📿 Shloka Collection

Asatyam Apratishtham Te

Gita 16.8 Bhagavad Gita
📖 Bhagavad Gita, Chapter 16 — Daivasura Sampad Vibhaga Yoga
असत्यमप्रतिष्ठं ते जगदाहुरनीश्वरम् ।
अपरस्परसम्भूतं किमन्यत्कामहैतुकम् ॥
Asatyam apratishtham te jagad ahur anishvaram
Aparasparasambhutam kim anyat kamahaitukam
असत्यम्
unreal, false
अप्रतिष्ठम्
without any foundation
ते
they (those of demonic nature)
जगत्
the world
आहुः
say, declare
अनीश्वरम्
without God, without a controller
अपरस्परसम्भूतम्
arisen without any order or cause
किम् अन्यत्
what else (nothing else)
कामहैतुकम्
caused only by desire, by lust

Krishna now reveals the philosophy that drives the demonic mind. These people declare: the world is unreal, it has no moral foundation, there is no God who created or governs it. Everything arose randomly, without purpose or order. And if there is any cause at all, it is simply desire — physical attraction between beings, nothing more.

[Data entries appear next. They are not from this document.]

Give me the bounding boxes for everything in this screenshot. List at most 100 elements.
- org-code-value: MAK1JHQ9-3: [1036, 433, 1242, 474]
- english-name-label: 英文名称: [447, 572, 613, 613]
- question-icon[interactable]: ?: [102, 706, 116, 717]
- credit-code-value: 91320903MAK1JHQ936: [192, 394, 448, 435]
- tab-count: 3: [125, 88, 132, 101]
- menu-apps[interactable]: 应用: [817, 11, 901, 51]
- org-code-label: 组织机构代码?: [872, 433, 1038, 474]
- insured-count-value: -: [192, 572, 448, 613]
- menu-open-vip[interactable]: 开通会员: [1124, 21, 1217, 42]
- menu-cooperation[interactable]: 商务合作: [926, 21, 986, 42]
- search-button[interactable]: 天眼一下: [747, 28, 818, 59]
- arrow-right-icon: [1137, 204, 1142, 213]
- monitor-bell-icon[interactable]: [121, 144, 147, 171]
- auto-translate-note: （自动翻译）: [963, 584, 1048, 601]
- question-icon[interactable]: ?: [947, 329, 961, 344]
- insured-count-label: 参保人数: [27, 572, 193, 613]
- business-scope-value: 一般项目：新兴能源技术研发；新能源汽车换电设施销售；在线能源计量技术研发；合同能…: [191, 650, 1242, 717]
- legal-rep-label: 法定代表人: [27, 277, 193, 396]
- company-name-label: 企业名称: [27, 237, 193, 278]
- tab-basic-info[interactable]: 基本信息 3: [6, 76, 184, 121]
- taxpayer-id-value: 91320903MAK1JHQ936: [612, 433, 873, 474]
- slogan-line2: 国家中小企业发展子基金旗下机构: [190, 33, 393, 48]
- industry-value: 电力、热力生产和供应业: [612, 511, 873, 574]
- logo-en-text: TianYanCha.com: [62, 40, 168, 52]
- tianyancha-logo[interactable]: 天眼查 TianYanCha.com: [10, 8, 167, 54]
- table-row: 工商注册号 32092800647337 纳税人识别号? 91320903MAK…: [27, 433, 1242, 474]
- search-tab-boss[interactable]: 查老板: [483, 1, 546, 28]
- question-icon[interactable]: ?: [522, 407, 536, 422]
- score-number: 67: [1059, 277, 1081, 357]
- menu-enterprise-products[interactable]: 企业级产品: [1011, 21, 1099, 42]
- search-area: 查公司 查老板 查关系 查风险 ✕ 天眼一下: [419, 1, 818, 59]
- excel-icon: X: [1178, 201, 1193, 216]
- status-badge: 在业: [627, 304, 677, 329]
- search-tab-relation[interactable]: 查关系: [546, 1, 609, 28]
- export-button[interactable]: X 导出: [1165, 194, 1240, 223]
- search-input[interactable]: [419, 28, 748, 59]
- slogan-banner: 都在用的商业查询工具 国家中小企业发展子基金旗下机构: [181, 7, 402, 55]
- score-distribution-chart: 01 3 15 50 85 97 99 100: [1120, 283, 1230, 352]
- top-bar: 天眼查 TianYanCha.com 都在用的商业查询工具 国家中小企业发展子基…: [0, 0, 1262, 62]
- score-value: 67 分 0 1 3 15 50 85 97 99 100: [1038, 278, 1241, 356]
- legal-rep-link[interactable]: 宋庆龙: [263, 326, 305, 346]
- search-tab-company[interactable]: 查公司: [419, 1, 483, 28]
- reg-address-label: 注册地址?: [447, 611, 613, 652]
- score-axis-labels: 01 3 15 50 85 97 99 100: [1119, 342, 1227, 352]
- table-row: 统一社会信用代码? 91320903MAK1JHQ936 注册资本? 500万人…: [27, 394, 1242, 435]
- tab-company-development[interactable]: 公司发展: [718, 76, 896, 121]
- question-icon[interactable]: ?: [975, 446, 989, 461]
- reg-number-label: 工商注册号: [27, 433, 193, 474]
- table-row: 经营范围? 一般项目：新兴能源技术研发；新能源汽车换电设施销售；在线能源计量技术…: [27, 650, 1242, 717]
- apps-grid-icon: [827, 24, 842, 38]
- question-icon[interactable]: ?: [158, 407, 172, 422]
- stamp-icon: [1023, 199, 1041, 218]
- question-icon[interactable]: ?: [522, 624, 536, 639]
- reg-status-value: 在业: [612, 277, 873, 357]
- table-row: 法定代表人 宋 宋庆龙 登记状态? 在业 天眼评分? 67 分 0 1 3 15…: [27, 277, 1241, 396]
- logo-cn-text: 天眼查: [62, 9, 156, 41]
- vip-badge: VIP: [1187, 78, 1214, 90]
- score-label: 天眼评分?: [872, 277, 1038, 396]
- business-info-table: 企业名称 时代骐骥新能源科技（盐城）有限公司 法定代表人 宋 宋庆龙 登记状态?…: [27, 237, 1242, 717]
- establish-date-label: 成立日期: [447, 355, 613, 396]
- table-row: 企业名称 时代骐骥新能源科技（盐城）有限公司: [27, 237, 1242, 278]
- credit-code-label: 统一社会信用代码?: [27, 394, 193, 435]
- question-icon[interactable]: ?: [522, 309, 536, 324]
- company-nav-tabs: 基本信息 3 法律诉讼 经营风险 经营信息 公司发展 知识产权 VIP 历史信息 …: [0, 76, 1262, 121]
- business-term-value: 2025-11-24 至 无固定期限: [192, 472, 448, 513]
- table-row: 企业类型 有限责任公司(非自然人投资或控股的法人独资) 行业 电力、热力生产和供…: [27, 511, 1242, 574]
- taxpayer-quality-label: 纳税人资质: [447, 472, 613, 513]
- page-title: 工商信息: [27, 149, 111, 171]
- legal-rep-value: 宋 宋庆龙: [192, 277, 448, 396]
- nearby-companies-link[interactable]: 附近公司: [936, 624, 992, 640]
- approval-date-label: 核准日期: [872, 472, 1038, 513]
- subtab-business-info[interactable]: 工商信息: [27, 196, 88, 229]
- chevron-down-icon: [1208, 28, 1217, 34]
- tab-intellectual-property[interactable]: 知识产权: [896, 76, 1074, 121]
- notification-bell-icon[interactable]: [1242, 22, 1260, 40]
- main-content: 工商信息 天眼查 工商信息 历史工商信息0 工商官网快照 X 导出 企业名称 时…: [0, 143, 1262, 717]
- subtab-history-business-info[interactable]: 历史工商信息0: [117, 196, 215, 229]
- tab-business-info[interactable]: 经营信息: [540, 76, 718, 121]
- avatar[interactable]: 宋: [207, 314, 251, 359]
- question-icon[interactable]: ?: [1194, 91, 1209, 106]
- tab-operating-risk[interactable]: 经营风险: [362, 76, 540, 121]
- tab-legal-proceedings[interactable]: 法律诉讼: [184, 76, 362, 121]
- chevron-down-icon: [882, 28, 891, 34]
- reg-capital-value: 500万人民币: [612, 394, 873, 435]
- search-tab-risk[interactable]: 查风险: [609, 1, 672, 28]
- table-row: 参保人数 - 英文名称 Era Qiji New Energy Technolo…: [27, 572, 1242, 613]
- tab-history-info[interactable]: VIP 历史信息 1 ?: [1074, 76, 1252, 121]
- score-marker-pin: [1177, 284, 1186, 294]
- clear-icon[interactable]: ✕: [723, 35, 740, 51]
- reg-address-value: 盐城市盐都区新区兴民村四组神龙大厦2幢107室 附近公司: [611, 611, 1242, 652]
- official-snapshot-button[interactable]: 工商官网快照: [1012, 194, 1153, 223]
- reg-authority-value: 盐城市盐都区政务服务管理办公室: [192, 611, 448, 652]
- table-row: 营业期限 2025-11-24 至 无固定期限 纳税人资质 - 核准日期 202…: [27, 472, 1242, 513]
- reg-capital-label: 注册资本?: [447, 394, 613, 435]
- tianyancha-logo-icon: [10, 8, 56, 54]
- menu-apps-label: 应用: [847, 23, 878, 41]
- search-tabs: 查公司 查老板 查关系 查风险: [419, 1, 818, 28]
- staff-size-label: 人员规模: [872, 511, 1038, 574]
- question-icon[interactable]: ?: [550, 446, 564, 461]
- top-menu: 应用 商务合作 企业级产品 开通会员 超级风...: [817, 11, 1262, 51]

This worldview strips the universe of meaning. If there is no moral order and no higher reality, then nothing matters beyond personal pleasure. A river without banks floods everything in its path. Similarly, a life without ethical boundaries causes destruction in every direction.

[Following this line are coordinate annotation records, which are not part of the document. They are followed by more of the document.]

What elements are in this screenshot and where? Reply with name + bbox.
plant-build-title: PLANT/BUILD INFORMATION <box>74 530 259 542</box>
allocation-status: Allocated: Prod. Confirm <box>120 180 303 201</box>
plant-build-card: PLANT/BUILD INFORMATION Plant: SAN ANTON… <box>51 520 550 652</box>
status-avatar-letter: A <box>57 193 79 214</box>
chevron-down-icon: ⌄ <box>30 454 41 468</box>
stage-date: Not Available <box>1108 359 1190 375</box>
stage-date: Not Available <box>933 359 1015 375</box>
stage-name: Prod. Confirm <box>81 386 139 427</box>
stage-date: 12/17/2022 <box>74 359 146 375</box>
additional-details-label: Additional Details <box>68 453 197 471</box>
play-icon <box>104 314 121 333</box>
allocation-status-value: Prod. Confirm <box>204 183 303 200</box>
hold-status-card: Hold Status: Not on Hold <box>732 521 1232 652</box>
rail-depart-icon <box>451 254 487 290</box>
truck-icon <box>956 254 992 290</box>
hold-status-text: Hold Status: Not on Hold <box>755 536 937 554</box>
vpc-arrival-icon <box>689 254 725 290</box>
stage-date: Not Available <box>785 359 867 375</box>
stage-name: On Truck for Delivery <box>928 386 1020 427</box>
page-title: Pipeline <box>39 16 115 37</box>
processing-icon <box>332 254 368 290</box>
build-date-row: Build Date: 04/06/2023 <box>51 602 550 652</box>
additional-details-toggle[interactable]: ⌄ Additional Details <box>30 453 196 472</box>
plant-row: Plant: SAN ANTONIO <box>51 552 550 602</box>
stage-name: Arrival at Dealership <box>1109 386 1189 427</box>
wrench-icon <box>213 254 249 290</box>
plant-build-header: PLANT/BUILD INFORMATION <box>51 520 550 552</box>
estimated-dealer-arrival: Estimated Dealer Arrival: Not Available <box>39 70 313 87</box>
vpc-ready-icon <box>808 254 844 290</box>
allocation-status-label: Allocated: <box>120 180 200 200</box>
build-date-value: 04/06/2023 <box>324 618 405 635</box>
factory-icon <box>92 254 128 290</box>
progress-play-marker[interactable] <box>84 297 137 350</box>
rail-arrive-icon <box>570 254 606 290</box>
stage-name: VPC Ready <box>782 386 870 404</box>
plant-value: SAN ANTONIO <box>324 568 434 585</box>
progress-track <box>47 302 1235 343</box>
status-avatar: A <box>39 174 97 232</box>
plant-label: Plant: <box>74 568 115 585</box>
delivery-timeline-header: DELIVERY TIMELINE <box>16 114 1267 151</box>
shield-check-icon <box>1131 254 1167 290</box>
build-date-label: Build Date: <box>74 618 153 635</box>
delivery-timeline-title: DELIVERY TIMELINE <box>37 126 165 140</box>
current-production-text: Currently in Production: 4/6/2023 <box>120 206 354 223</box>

The danger of this philosophy is practical, not theoretical. When someone truly believes that no moral law exists and no justice governs outcomes, that person becomes capable of anything. Every cruelty becomes permissible. Every exploitation becomes justified. This is the soil from which the worst human behavior grows.

This shloka presents the demonic philosophy in compressed form. Even in ancient India, there were schools of thought that rejected the existence of God and a moral order. Krishna is not debating philosophy here — he is pointing out the real-world consequences of this way of thinking.

The word aparasparasambhutam — 'arisen without any order' — strikes at the very root of ethics. If creation has no order, morality has no ground to stand on.